The More Matters campaign gives helpful information on adding more nutrition to your day by including more vitamins, minerals, and antioxidant-rich fruits and vegetables. These highly-nutritious foods also tend to be low in fat, high in fiber, and on top of that it can be genuinely tasty. That is why adding more fruits and vegetables to your diet can really matter.

Easy Ways to Add More

Here are some tips for adding more color — and nutrients — to your meals:

  • Make half your plate fruits and vegetables at every meal.
  • Start your day with a piece of whole fruit or a colorful fruit salad for breakfast.
  • Replace your daily snack with a piece of fruit or vegetable sticks (like carrots, zucchini, cucumbers, or celery).
  • Make a salad using as many different colored vegetables as you can find in your kitchen.
  • Substitute vegetables for some of the noodle layers in your lasagna.
  • Include fresh herbs with your meals as a healthy garnish.
  • Enjoy sweet and succulent fruit for your dessert.
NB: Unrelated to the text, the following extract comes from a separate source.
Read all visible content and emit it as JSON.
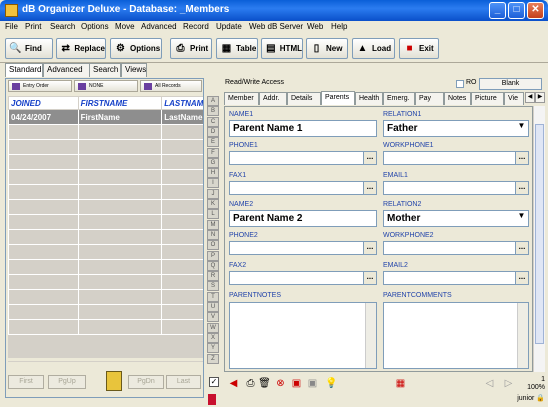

More Color, More Antioxidants

In addition to looking and tasting great, a colorful plate will also maximize your intake of antioxidants. Antioxidants help prevent oxidative stress that can damage cells and could accelerate the aging process and possibly lead to various diseases from Alzheimer's to cancer. Look at the "Color Your Plate Challenge" resource in the right-hand corner of our More Matters page for some more ideas on adding extra color and antioxidants to your next meal. Each fruit and vegetable has different advantages when it comes to antioxidants.

More Satisfaction

Besides simple nutrition, fruits and vegetables can also add volume and bulk to your meal. For example, a simple pasta dish can be pumped up with variety of vegetables to transform into a colorful and plate-filling pasta primavera. By tossing in some low-calorie vegetables, you can fill your plate and feel more satisfied during and after your meal — with an overall smaller calorie count.

More Campaigns

For the full calendar of health observances for the year, you can also visit our health campaign calendar page. This September’s wellness campaign is part of a series of monthly campaigns offered by PSC. Each campaign includes easy-to-use promotional materials, like posters, bulletin-board graphics, and even customizable email messages and fliers. Feel free to contact the PSC Office of Communication for more information.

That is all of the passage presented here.